Speedrunning, a subculture of video game fandom dedicated to figuring out how to get through games as fast as possible, can be fascinating. It can also be incredibly opaque to outsiders. The shorthand lingo developed among the truly obsessed — “Bullet Bill glitch,” “fast four dash two,” “flagpole clipping” — gives me the same feeling I get when I stumble across a game of cricket. I know something impressive is happening, but I have no idea what exactly it is.
Which is why I love YouTube user Summoning Salt’s “Super Mario Bros World Record Progression” video. Using layman’s language, Summoning Salt clearly and lucidly explains how a group of dedicated speedrunners spent 12 years shaving seconds off the world-record time in Nintendo’s classic Super Mario Bros., starting at 5:10 and finally arriving (as of this writing) at just under 4:56.
Those 14 seconds may not seem like much, but watch the video and you get a sense of the sheer dedication these young men (and they all are young men) threw into this game. Combined, they ran through the game thousands and thousands of times, looking for every tiny advantage. It doesn’t just take playing the game with a kind of muscle-memory perfection few people achieve at anything in life, it also requires carefully figuring out where the game’s code breaks in very specific ways — and combining those glitches with perfect runs to set new world records.

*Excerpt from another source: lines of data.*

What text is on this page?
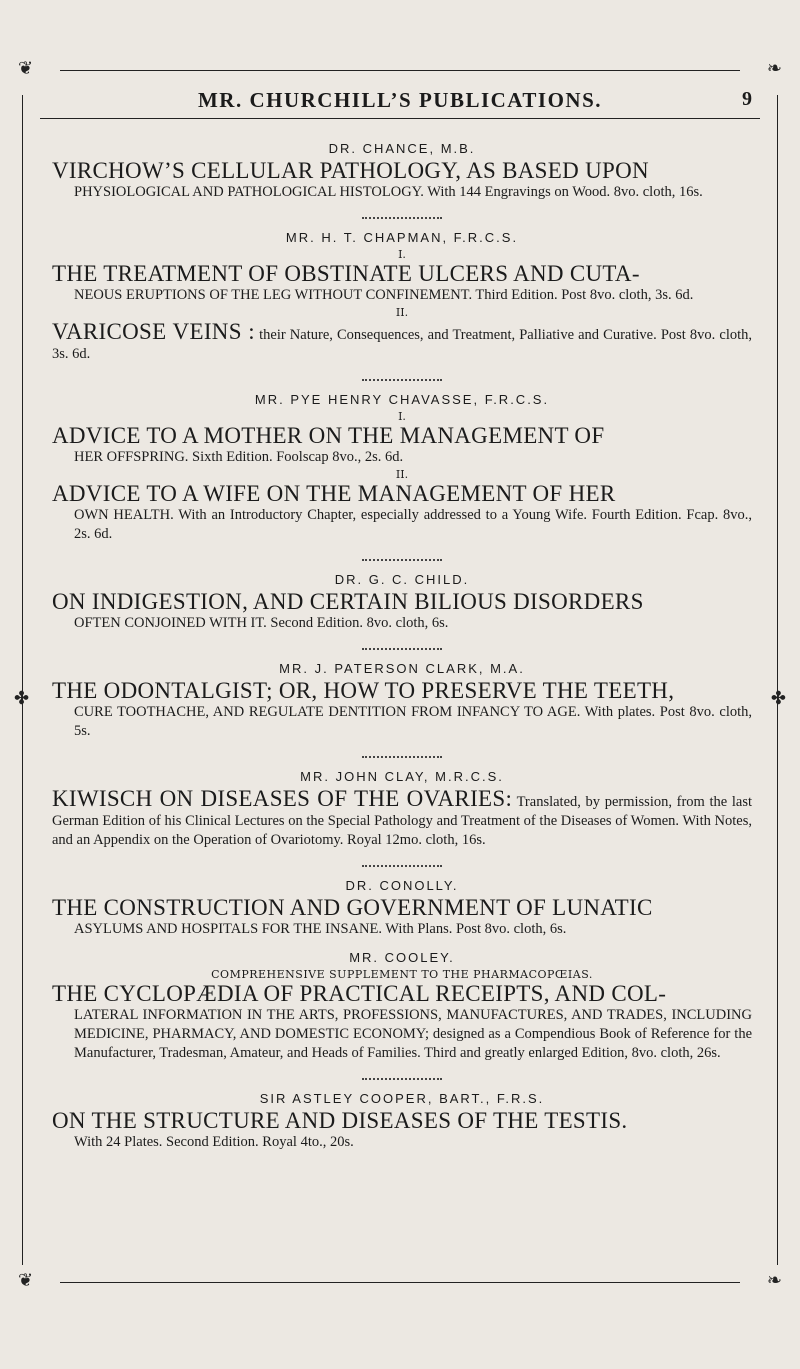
❦	❧
MR. CHURCHILL’S PUBLICATIONS.	9
✤	✤
DR. CHANCE, M.B.
VIRCHOW’S CELLULAR PATHOLOGY, AS BASED UPON
PHYSIOLOGICAL AND PATHOLOGICAL HISTOLOGY. With 144 Engravings on Wood. 8vo. cloth, 16s.
MR. H. T. CHAPMAN, F.R.C.S.
I.
THE TREATMENT OF OBSTINATE ULCERS AND CUTA-
NEOUS ERUPTIONS OF THE LEG WITHOUT CONFINEMENT. Third Edition. Post 8vo. cloth, 3s. 6d.
II.
VARICOSE VEINS : their Nature, Consequences, and Treatment, Palliative and Curative. Post 8vo. cloth, 3s. 6d.
MR. PYE HENRY CHAVASSE, F.R.C.S.
I.
ADVICE TO A MOTHER ON THE MANAGEMENT OF
HER OFFSPRING. Sixth Edition. Foolscap 8vo., 2s. 6d.
II.
ADVICE TO A WIFE ON THE MANAGEMENT OF HER
OWN HEALTH. With an Introductory Chapter, especially addressed to a Young Wife. Fourth Edition. Fcap. 8vo., 2s. 6d.
DR. G. C. CHILD.
ON INDIGESTION, AND CERTAIN BILIOUS DISORDERS
OFTEN CONJOINED WITH IT. Second Edition. 8vo. cloth, 6s.
MR. J. PATERSON CLARK, M.A.
THE ODONTALGIST; OR, HOW TO PRESERVE THE TEETH,
CURE TOOTHACHE, AND REGULATE DENTITION FROM INFANCY TO AGE. With plates. Post 8vo. cloth, 5s.
MR. JOHN CLAY, M.R.C.S.
KIWISCH ON DISEASES OF THE OVARIES: Translated, by permission, from the last German Edition of his Clinical Lectures on the Special Pathology and Treatment of the Diseases of Women. With Notes, and an Appendix on the Operation of Ovariotomy. Royal 12mo. cloth, 16s.
DR. CONOLLY.
THE CONSTRUCTION AND GOVERNMENT OF LUNATIC
ASYLUMS AND HOSPITALS FOR THE INSANE. With Plans. Post 8vo. cloth, 6s.
MR. COOLEY.
COMPREHENSIVE SUPPLEMENT TO THE PHARMACOPŒIAS.
THE CYCLOPÆDIA OF PRACTICAL RECEIPTS, AND COL-
LATERAL INFORMATION IN THE ARTS, PROFESSIONS, MANUFACTURES, AND TRADES, INCLUDING MEDICINE, PHARMACY, AND DOMESTIC ECONOMY; designed as a Compendious Book of Reference for the Manufacturer, Tradesman, Amateur, and Heads of Families. Third and greatly enlarged Edition, 8vo. cloth, 26s.
SIR ASTLEY COOPER, BART., F.R.S.
ON THE STRUCTURE AND DISEASES OF THE TESTIS.
With 24 Plates. Second Edition. Royal 4to., 20s.
❦	❧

Summoning Salt has another video that’s equally fascinating, looking at the same race for the world record in speedruning Mike Tyson’s Punch-Out!!. What makes the videos stand out from the crowd is Summoning Salt’s ability to create narrative and drama out of people throwing themselves against the brick walls of incredibly difficult games over and over again.
It’s like 30 for 30, except for people who don’t get much sunlight. I cannot recommend a better way to spend your lunch break today.